After an insane month of May, with finals just before the trip to Athens, putting the brakes on traveling and experiencing life in Greece is like a perfectly inelastic collision; I suddenly feel weighed down, though it’s only been two days since my arrival back in the United States.
However, the brief respite has given me time to think back on my favorite parts of the trip and reminisce, which is a good way for me to appreciate all we have done—I don’t know how we managed to fit so much in three weeks—and to begin the process of moving on to the rest of the summer.
I’ll miss the beauty of Cape Sounion, the site of Poseidon’s temple which a few of us visited, and the beautiful view of the sea and the beach close below, along with the fantastic dinner we enjoyed at a little restaurant on the beach near the archaeological site.
I’m sad to leave behind the incredible views from the islands, particularly Hydra. The winding roads led both up the mountainside and down to the beach, and with every turn there was something new to explore and dozens of stray cats to meet.
It’s difficult to bid goodbye to Athens as a whole and its amazing restaurants, churches, sights, and museums. Standing at the top of Lykavittos Hill, the Acropolis, Mars Hill, the Stavros Niarchos Foundation Cultural Center, and A for Athens gave me a chance to see much of Athens from above, and walking through the streets of the Plaka allowed me to marvel at the size of Athens’ hills.

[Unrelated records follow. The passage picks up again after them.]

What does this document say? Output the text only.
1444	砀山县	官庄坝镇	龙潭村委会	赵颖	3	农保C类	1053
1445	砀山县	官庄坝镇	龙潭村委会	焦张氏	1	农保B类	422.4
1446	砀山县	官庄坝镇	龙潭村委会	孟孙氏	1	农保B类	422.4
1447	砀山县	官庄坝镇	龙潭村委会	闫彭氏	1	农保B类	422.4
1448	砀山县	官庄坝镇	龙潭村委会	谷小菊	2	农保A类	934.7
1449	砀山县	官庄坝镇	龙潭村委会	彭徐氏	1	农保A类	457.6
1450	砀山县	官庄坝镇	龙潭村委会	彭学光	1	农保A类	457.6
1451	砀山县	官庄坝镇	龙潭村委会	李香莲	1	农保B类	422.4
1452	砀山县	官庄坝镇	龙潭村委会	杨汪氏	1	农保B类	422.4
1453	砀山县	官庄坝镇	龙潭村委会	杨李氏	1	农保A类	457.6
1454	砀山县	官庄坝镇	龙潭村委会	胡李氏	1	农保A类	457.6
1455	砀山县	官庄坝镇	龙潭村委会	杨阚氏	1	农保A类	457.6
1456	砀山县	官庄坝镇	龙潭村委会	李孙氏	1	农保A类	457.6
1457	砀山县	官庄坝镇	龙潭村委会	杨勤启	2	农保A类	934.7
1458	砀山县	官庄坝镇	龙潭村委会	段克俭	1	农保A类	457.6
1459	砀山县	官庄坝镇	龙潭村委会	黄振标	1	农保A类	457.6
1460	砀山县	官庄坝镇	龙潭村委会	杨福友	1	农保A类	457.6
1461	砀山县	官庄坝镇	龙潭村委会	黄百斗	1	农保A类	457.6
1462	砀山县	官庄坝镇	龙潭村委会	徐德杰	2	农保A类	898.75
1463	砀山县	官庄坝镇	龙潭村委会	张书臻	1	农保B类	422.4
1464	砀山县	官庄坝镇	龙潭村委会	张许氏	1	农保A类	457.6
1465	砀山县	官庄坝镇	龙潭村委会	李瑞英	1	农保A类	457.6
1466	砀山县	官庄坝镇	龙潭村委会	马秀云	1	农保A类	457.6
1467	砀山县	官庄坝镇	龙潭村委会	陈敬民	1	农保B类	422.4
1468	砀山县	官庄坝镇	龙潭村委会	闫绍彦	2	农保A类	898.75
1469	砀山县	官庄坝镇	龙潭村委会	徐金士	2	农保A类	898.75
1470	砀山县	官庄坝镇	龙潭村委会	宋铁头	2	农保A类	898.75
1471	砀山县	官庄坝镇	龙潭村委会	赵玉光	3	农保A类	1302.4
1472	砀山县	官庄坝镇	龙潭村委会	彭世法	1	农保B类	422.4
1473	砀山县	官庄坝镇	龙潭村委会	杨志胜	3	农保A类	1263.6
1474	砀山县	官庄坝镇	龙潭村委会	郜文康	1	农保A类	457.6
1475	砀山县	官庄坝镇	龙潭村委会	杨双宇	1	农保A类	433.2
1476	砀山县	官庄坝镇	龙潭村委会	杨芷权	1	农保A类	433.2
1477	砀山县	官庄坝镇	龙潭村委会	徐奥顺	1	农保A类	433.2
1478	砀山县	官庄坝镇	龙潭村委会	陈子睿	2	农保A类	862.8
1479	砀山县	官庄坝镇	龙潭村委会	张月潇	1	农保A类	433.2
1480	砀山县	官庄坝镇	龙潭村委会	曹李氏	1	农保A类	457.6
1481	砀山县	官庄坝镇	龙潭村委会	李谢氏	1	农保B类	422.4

Mostly, though, I’ll miss the people I’ve gotten closer to during these three weeks. After daily recons in the third floor apartment, I’d become accustomed to their presence in my every waking hour. I loved getting to know so much more about the people in the CLC and bonding over wanting Paul to run for office again. I will never forget how much this trip and these memories meant to me, and I will always be grateful to the CLC for giving me this unique opportunity.